Frandzel Robins Bloom & Csato LC has been involved in some high-profile commercial real estate matters recently, representing special servicer clients who are dealing with problematic loans in downtown Los Angeles.

"We were the lawyers that represented the lender in putting the receiver in over at the Gas Tower building in downtown LA, and we put the receiver in over at [Ernst & Young] Plaza in downtown LA," Welin said. "Those are properties that are troubled assets, ... and when the loans went into default, we were asked to get involved."

Those soaring downtown Los Angeles high rises are just two examples of the boom in commercial real estate work the firm has been tackling since the pandemic, according to Welin and Master.

"Commercial office has been extremely busy - very, very busy - and we don't see that slowing down anytime soon," Master said. "There's a lot of distress out there."

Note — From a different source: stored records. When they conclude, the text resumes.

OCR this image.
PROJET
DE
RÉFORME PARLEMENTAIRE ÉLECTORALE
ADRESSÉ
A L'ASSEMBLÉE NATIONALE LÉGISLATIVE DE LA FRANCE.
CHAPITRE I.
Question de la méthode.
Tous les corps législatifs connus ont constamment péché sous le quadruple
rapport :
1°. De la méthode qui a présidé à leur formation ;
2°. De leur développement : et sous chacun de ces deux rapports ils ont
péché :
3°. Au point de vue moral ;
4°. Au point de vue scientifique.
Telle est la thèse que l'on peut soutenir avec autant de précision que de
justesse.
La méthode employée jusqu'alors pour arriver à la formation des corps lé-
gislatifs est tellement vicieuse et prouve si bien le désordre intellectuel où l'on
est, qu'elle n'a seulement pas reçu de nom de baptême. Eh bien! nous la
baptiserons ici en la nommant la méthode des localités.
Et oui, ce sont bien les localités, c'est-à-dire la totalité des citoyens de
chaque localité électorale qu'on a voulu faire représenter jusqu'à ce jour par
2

Master said the shift of so many employees working from home - spurred largely by the COVID-19 pandemic- continues to have a substantial impact on the commercial lease industry.

"Companies, as a result, are saying, 'Hey, people aren't coming into the office. We're going to look to cut costs,'" Master explained. "'And the first place to cut costs is either get rid of our leases altogether or significantly downsize our leases and our office footprint.' ... And the landlords are left holding the bag because they can't find anybody to fill those spaces. And if they can, they're at far lesser rents than there used to be because the demand has declined so much."

Welin said those challenges are popping up nationwide in urban downtown settings.

"When people aren't going to work, it's not just the building that is vacant - or partially vacant - but the surrounding businesses are also impacted dramatically by it," Welin explained. "And I think that's such an ongoing issue that is going to be really difficult to deal with over the next few years."

Kilpatrick Townsend & Stockton LLP partner Thomas J. Biafore has been working on cases with attorneys at Frandzel Robins Bloom & Csato LC for 25 years, and he said the firm provides an impressively sophisticated range of services for a shop of its relatively small size.

"They will be on some big-boy loans, and they mix it up with some of the other big LA and other firms and have no problem doing that," Biafore said. "They definitely touch a lot more areas with an appropriate level of depth than what you might otherwise expect, given the size of the firm relative to the competition."

Biafore said he's worked often with Welin on many different matters over the years.

"The firm, generally, and I think Craig, in particular, really play the long game," Biafore said. "You go to any kind of industry event, and he has wonderful relationships with all kinds of clients as you're walking through there. ... He is just a very long term-client-focused partner."